What I remember more than anything else, upon first seeing this painting, was how buttery smooth it looks. Everything in it is photographically precise. And the predominant sandy beach foreground almost literally looks like butter. The technique is flawless and soft, precise and radiant. It makes you feel like you want to touch it.

 

It reminds us that Dali was a gifted painter whose Renaissance-like technique allowed him to make plausible even the most preposterous figments of the wildest imagination. “Hand-painted color photography” indeed!

 

Dali was a master at titling his works, and “Transparent Simulacrum of the Feigned Image” gives us an unambiguous clue as to what this picture is about.
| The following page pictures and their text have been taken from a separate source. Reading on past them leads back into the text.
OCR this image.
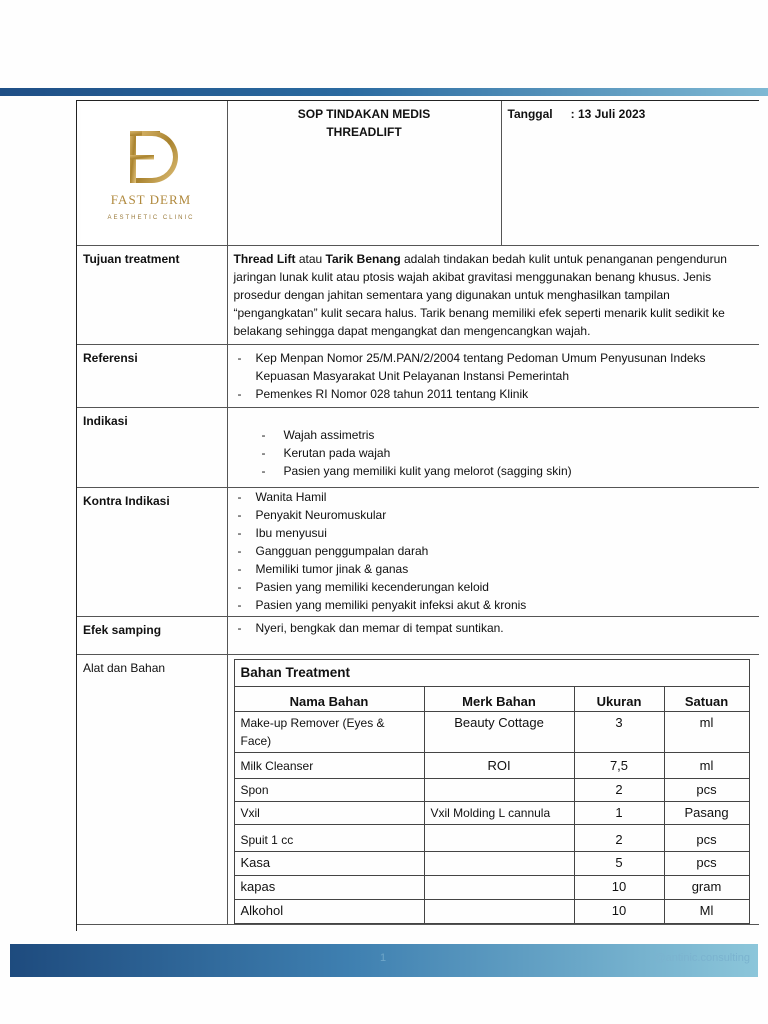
FAST DERM
AESTHETIC CLINIC

SOP TINDAKAN MEDIS
THREADLIFT
	Tanggal : 13 Juli 2023
Tujuan treatment	Thread Lift atau Tarik Benang adalah tindakan bedah kulit untuk penanganan pengendurun jaringan lunak kulit atau ptosis wajah akibat gravitasi menggunakan benang khusus. Jenis prosedur dengan jahitan sementara yang digunakan untuk menghasilkan tampilan “pengangkatan” kulit secara halus. Tarik benang memiliki efek seperti menarik kulit sedikit ke belakang sehingga dapat mengangkat dan mengencangkan wajah.
Referensi	
-Kep Menpan Nomor 25/M.PAN/2/2004 tentang Pedoman Umum Penyusunan Indeks Kepuasan Masyarakat Unit Pelayanan Instansi Pemerintah
- Pemenkes RI Nomor 028 tahun 2011 tentang Klinik

Indikasi	
- Wajah assimetris
- Kerutan pada wajah
- Pasien yang memiliki kulit yang melorot (sagging skin)

Kontra Indikasi	
-Wanita Hamil
- Penyakit Neuromuskular
- Ibu menyusui
- Gangguan penggumpalan darah
- Memiliki tumor jinak & ganas
- Pasien yang memiliki kecenderungan keloid
- Pasien yang memiliki penyakit infeksi akut & kronis

Efek samping	
-Nyeri, bengkak dan memar di tempat suntikan.

Alat dan Bahan		Bahan Treatment
Nama Bahan	Merk Bahan	Ukuran	Satuan
Make-up Remover (Eyes & Face)	Beauty Cottage	3	ml
Milk Cleanser	ROI	7,5	ml
Spon		2	pcs
Vxil	Vxil Molding L cannula	1	Pasang
Spuit 1 cc		2	pcs
Kasa		5	pcs
kapas		10	gram
Alkohol		10	Ml
1	@antinic.consulting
It has a wonderfully effective dream-like vibe to it, doesn’t it? From the furtive floating head at right – an image of Dali’s wife, Gala (seen positioned and portrayed in the exact same way in his “The Endless Enigma,” also of 1938, and which also features the table and fruit bowl motif) – to the sharp, exacting technique that’s consistent with the vivid nature of most dreams.

 

Dali’s penchant for double-imagery again rears its eye-fooling head, this time in the middle distance. Do you see a mountain range whose foreground offers up a body of water that spills out onto the expanse of sandy beach? Or, instead, do you see pieces of fruit in a bowl?

 

Moreover, what about that beach? Is it a beach? Or is it a table, over which part of an abandoned white cloth hangs?

 

For many years I’ve enjoyed seeing this beautifully painted canvas, my eye inevitably drawn to that realistically rendered but somewhat enigmatic cloth. What exactly is it doing there? Is it merely a random item, and thus part and parcel with the phenomenon of dreaming? Perhaps.

 

But some observers have pointed out that the cloth approximates the shape of a bird: its wing flopped over the beach’s (table’s) edge, its beak pointing to the west. Do you see it? Do you buy it? Or is this merely someone thinking he or she sees something that wasn’t actually intended? Personally, I think any resemblance to a flying bird is purely coincidental.

 

Indeed, Dali was told often by fans that they saw this, that, and the other in certain details of his works. Often he’d reply, “You ees having one very good idea – but Dali nevair theenk of it!”

 

Is it a bird? Is it a silk cloth? Is it something else? Oh, the joy of this man’s art! Be it a Dali painting, a Dali print, a Dali sculpture, or works in other mediums. As Dali used to quip, “Never a dully moment with Dali!”